Screenshots Are the Bottleneck

Article text generation was fast. Screenshot creation was slow. If the team could change one thing, they would have started the screenshot process earlier, in parallel with article generation.

Maintenance Is as Important as Creation

A help center that is not maintained becomes a help center that creates tickets instead of solving them. The ongoing maintenance workflow (weekly gap-filling, monthly quality review, quarterly audit) is not optional — it is what keeps the 35% ticket reduction sustained.

Frequently Asked Questions

How long did the entire project take?

6 weeks from start to live help center. Week 1: audit. Week 2: voice training and templates. Weeks 3-5: generation.
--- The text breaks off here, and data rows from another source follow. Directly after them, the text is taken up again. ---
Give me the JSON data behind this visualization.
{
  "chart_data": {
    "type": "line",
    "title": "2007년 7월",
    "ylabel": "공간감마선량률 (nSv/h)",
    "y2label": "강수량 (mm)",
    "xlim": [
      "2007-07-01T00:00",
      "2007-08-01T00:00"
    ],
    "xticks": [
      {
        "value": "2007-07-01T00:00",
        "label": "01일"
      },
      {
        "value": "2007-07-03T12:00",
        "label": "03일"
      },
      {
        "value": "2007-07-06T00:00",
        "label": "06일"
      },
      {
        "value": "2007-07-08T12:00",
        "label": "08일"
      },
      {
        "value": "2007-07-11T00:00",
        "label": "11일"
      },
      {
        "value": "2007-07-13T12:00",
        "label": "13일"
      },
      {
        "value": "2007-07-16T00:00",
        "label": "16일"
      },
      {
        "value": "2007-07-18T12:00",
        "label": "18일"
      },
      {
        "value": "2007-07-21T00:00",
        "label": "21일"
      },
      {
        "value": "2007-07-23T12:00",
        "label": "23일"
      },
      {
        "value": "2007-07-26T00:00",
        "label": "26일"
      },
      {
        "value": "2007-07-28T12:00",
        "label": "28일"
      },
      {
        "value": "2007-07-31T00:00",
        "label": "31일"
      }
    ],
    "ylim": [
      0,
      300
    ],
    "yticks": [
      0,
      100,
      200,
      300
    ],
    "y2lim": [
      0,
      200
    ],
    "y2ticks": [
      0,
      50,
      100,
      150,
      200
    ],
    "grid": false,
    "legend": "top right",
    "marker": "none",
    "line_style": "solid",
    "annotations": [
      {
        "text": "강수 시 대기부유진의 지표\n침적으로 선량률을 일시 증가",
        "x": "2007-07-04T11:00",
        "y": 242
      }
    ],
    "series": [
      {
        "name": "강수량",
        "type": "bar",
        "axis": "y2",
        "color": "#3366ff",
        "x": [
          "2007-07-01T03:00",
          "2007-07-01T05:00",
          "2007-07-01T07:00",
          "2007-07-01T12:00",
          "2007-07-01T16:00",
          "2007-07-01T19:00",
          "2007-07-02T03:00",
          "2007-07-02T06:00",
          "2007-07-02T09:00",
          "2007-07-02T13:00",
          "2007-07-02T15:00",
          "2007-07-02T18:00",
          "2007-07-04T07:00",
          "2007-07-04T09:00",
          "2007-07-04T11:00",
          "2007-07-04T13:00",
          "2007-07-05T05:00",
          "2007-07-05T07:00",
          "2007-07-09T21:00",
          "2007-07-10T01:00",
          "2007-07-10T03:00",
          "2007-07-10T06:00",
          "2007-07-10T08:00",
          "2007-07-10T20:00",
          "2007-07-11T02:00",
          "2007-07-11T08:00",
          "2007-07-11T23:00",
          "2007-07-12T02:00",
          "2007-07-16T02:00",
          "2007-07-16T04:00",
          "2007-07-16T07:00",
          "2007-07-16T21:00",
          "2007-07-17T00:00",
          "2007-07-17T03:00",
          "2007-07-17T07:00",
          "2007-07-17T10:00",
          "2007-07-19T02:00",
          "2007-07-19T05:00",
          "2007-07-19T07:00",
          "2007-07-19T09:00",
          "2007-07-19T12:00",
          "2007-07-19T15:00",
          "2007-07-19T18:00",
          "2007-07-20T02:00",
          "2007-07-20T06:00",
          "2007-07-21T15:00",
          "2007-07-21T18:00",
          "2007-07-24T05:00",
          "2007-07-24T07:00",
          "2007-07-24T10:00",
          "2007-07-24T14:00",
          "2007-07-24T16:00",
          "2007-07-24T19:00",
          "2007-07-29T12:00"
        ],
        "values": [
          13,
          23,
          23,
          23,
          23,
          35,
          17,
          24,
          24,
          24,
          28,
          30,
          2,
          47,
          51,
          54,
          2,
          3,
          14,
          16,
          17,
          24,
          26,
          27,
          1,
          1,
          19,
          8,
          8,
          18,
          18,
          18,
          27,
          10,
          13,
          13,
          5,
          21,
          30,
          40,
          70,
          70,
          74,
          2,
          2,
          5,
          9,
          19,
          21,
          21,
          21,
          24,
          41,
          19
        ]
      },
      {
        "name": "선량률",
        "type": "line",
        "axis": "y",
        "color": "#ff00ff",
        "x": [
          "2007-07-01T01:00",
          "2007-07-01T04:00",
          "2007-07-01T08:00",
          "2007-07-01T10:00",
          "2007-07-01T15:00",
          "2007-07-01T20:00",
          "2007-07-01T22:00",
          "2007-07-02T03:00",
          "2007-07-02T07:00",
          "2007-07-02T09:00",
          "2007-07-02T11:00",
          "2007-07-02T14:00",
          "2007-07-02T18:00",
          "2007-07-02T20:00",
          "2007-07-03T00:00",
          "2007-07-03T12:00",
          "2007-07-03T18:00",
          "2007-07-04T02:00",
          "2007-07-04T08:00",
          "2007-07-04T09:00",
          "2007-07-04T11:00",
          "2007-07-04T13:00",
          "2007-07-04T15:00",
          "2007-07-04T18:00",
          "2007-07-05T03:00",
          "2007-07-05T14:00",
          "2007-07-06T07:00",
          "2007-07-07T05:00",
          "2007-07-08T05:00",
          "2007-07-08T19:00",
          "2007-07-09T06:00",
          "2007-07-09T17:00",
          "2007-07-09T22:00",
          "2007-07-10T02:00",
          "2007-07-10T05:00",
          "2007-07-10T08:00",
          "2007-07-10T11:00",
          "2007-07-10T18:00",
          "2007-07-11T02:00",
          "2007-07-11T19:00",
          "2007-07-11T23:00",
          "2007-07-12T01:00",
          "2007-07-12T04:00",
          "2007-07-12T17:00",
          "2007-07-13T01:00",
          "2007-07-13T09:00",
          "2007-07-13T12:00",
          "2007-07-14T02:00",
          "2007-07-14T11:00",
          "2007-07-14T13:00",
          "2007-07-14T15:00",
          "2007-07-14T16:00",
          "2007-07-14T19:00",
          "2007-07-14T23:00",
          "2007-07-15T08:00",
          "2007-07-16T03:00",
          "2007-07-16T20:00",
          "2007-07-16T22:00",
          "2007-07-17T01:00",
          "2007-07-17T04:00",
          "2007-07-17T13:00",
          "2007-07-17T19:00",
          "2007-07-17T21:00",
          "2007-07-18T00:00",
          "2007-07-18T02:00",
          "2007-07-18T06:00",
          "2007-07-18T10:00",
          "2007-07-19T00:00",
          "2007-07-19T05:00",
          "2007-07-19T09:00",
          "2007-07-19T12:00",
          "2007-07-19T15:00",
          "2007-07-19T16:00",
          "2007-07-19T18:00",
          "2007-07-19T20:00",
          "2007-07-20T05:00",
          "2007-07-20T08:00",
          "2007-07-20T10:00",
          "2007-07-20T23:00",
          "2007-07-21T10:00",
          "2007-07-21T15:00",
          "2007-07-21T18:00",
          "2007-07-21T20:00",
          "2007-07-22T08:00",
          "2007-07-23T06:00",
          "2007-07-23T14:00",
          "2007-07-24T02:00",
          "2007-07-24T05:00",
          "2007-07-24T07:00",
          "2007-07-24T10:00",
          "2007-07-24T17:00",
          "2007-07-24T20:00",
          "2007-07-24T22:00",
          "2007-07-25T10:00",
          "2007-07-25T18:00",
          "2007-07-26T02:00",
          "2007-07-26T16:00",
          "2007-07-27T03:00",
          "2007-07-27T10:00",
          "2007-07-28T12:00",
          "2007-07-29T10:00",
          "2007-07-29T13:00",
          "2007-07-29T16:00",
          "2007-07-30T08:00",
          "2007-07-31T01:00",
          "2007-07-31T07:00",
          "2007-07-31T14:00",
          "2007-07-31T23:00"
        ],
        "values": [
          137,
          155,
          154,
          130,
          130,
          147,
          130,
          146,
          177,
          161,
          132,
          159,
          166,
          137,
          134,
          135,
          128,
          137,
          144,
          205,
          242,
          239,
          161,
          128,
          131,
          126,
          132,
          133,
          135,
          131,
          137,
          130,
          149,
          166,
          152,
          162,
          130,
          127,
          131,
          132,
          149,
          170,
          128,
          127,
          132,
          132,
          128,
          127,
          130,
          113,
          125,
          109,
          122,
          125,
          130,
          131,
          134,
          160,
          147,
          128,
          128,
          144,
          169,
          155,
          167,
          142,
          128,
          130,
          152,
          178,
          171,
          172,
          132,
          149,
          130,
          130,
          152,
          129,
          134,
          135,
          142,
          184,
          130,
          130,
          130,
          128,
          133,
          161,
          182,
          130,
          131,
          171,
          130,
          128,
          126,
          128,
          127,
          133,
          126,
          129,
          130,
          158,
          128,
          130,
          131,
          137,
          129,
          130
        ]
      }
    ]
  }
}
Week 6: review and publication.

Can non-technical staff use Antigravity for this?

Yes. The support team wrote the generation prompts based on their knowledge of customer questions. They did not need to understand the product’s code — they understood the product’s features and customer workflows.

What about accuracy for technical documentation?

AI-generated help articles must be reviewed by someone who knows the product. Antigravity produces well-structured drafts, but a product team member must verify that steps are correct, feature names are accurate, and edge cases are addressed.

How many articles does a typical SaaS help center need?

A rough formula: (number of features x 3) + (number of integrations x 2) + (50 for account/billing/general). A product with 50 features and 20 integrations needs approximately 240 articles. More complex products need more.

Should we use Antigravity or ChatGPT for this?

Antigravity’s advantage is brand voice consistency across hundreds of articles. If all 300 articles need the same tone, terminology, and structure, Antigravity’s voice training produces more consistent results than manually prompting ChatGPT for each article. For a one-off article, either tool works.